4. Szanujący rodzice szanujące dzieci, Sura Hart, Victoria Kindle Hodson
Kolejna interesująca książka, która pokazuje, jak okazywać wzajemny szacunek 🙂 Świetna książka będąca wprowadzeniem do porozumienia opartego na empatii. Każdy znajdzie w niej coś dla siebie, a wiele rzeczy spokojnie możecie przenieść w świat dorosłych. Ogólnie świat byłby piękniejszy, gdy ludzie stosowali zasady zgodne z NVC. Książkę kupicie tutaj, 24 zł
Podrzucam wam jeden cytat na zachętę:
“Dzieci wiedzą co następuje po “ale”: coś, co powinno zostać zrobione inaczej. Słowo “ale” jest jak gąbka, wymazuje wszystko co zostało powiedziane wcześniej”.
5. Nie z miłości, Jesper Jull
To jedna z książek, które czytało mi się baaardzo ciężko, może z powodów redakcyjnych 🙂 Ale przyznam, że nie do końca “kupuję” tę książkę, choć jako równowaga, by umieć zadbać o własne potrzeby, powiedzieć NIE, powinna zostać przeczytana. Ale nie powiem bym czytała ją z przyjemnością. Pokazuje, jak mówić NIE i że to nie jest bardzo potrzebne i wcale nie musi być negatywnie nacechowane. Książkę kupicie tutaj, 23 zł
6. W świecie porozumienia bez przemocy, Marshall B. Rosenberg
Klasyka, niekoniecznie o dzieciach, ale książka, która była dla mnie bardziej zrozumiała niż ta ogólna: “Porozumienie bez przemocy”. Bardzo fajne przykłady i sposób podejścia do konfliktów, obrazowa, prosta i przyda się w życiu 🙂 Zatem jeśli chcecie wiedzieć, jak ogarniać potrzeby drugiej osoby, jak odróżniać je od ocen to polecam baaardzo. Kupicie taniaksiazka, 26 zł
7. Najszczęśliwsze dziecko w okolicy, Harvey Karp
Prosta książka do poduszki. Może nie wszystko mnie w niej przekonuje (brak konsekwencji autora, raz pisze o tym, że kary i nagrody nie są najlepsze, a potem sugeruje małe przekupstwa – o ile nic nie pomieszałam :))), ale ma wiele trafnych uwag, fajnych podpowiedzi, jak rozmawiać, jakie triki stosować. Fajna, choć jak na amerykański poradnik przystało pełna powtórzeń 🙂 Niemniej to dość lekka pozycja, którą każdy może przeczytać do podsszki.

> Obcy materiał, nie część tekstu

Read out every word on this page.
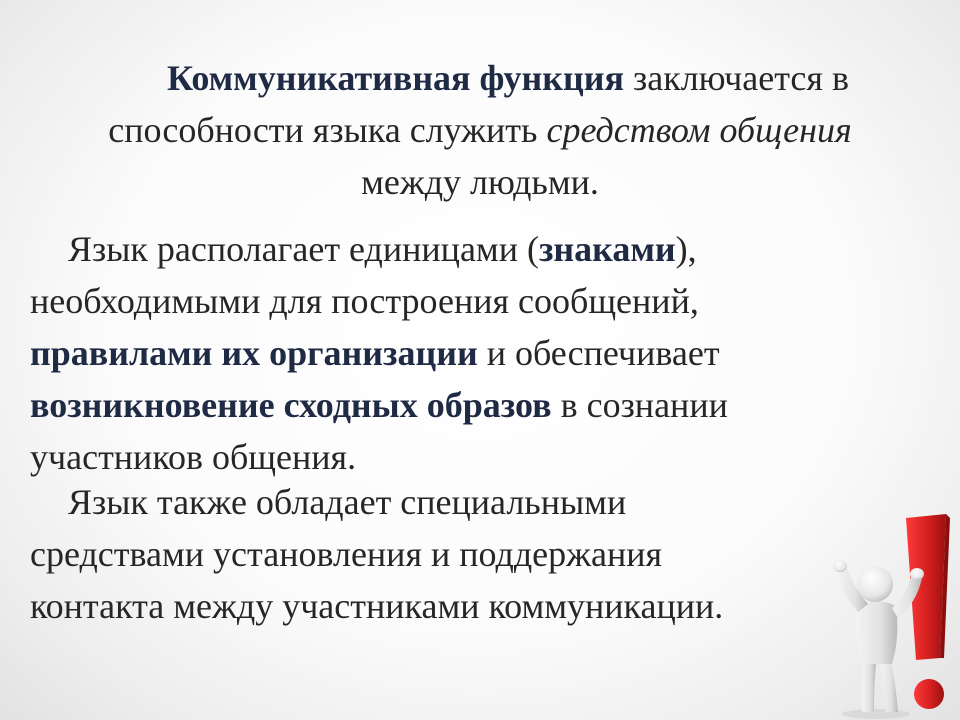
Коммуникативная функция заключается в
способности языка служить средством общения
между людьми.

Язык располагает единицами (знаками),
необходимыми для построения сообщений,
правилами их организации и обеспечивает
возникновение сходных образов в сознании
участников общения.

Язык также обладает специальными
средствами установления и поддержания
контакта между участниками коммуникации.
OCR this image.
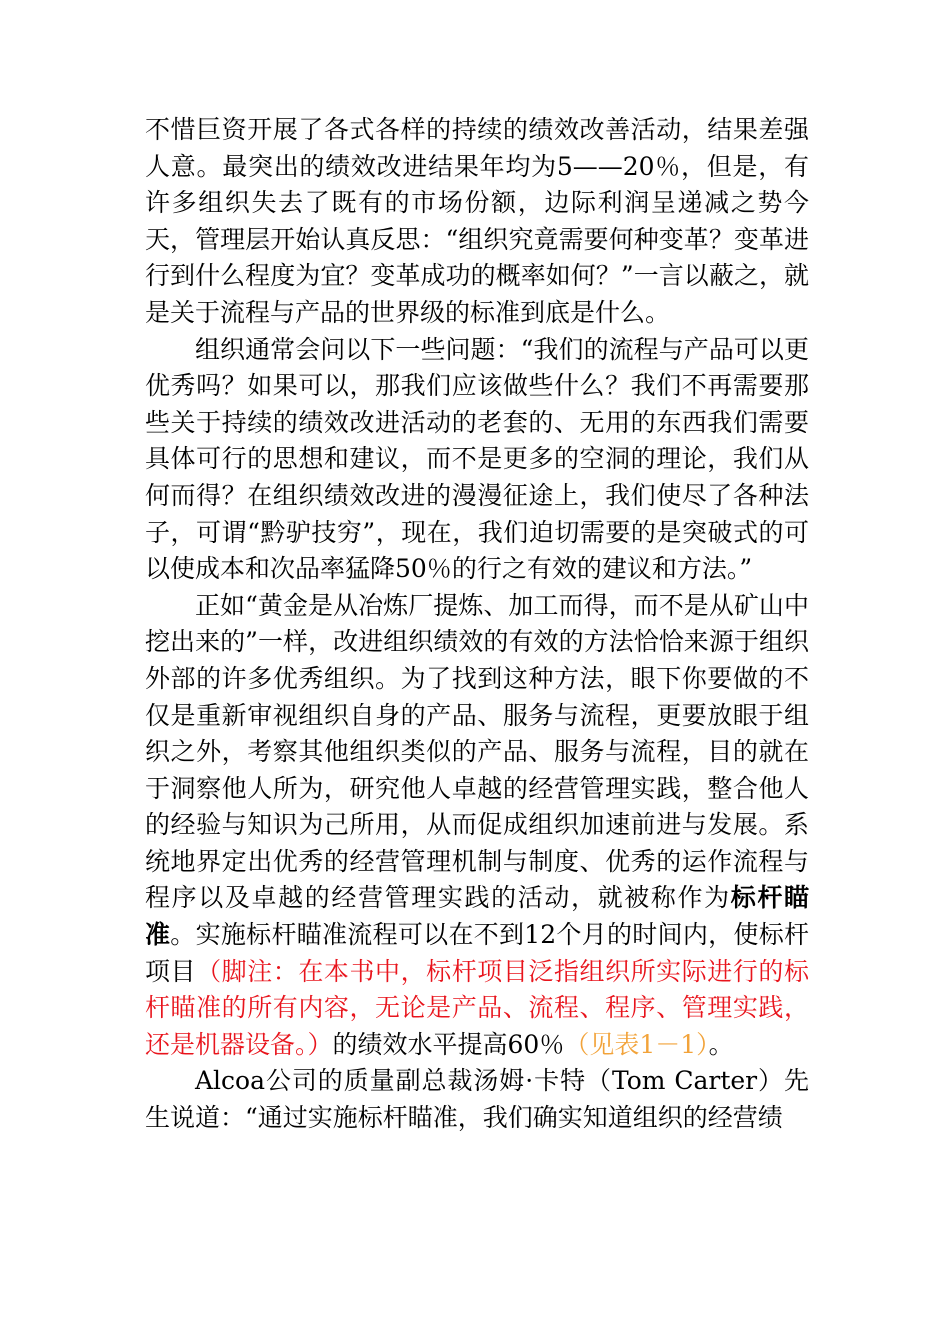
不惜巨资开展了各式各样的持续的绩效改善活动，结果差强人意。最突出的绩效改进结果年均为5——20％，但是，有许多组织失去了既有的市场份额，边际利润呈递减之势今天，管理层开始认真反思：“组织究竟需要何种变革？变革进行到什么程度为宜？变革成功的概率如何？”一言以蔽之，就是关于流程与产品的世界级的标准到底是什么。

组织通常会问以下一些问题：“我们的流程与产品可以更优秀吗？如果可以，那我们应该做些什么？我们不再需要那些关于持续的绩效改进活动的老套的、无用的东西我们需要具体可行的思想和建议，而不是更多的空洞的理论，我们从何而得？在组织绩效改进的漫漫征途上，我们使尽了各种法子，可谓“黔驴技穷”，现在，我们迫切需要的是突破式的可以使成本和次品率猛降50％的行之有效的建议和方法。”

正如“黄金是从冶炼厂提炼、加工而得，而不是从矿山中挖出来的”一样，改进组织绩效的有效的方法恰恰来源于组织外部的许多优秀组织。为了找到这种方法，眼下你要做的不仅是重新审视组织自身的产品、服务与流程，更要放眼于组织之外，考察其他组织类似的产品、服务与流程，目的就在于洞察他人所为，研究他人卓越的经营管理实践，整合他人的经验与知识为己所用，从而促成组织加速前进与发展。系统地界定出优秀的经营管理机制与制度、优秀的运作流程与程序以及卓越的经营管理实践的活动，就被称作为标杆瞄准。实施标杆瞄准流程可以在不到12个月的时间内，使标杆项目（脚注：在本书中，标杆项目泛指组织所实际进行的标杆瞄准的所有内容，无论是产品、流程、程序、管理实践，还是机器设备。）的绩效水平提高60％（见表1－1）。

Alcoa公司的质量副总裁汤姆·卡特（Tom Carter）先生说道：“通过实施标杆瞄准，我们确实知道组织的经营绩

Kupisz tutaj, 26 zł
8. Jak być rodzicem, jakim zawsze chciałeś być, Adele Faber, Elaine Mazlish
Trochę zapomniane poradniki, ale nadal w wielu miejscach fajne. Ta konkretna książka to takie “podsumowanie” pozostałych książek autorek, zatem by zgłębić wiedzę warto sięgnąć do pozycji takich jak “Jak rozmawiać by dzieci nas słuchały” czy “Rodzeństwo bez rywalizacji”. Wiele fajnych przykładów i choć książki obecnie przegrywają (przynajmniej marketingowo) z J. Jullem czy H. Karpem to warto do nich zajrzeć. Przyznam, że chętnie znowu przeczytam powtórnie, a książkę kupicie tutaj, 16 zł
„Jeśli chcemy zachęcić dzieci, by uwierzyły w siebie i dalej się czymś zajmowały, powinniśmy unikać słów oceniających, jak: „dobry”, „wspaniały”, „fantastyczny”, „najlepszy”. Zamiast tego możemy tylko opisywać. Możesz opisywać to, co widzisz lub to, co czujesz.” – Jak być rodzicem, jakim zawsze chciałeś być, Adele Faber, Elaine Mazlish
To zostawiam was z tymi poradnikami i czekam na wasze propozycje książek, które warto przeczytać 🙂 Te z moich propozycji są nastawione mocno na dziecko, na podążanie, wsłuchiwanie się w ich potrzeby. Sporo jest tutaj o tym czemu nagrody i kary nie są najlepszą opcją.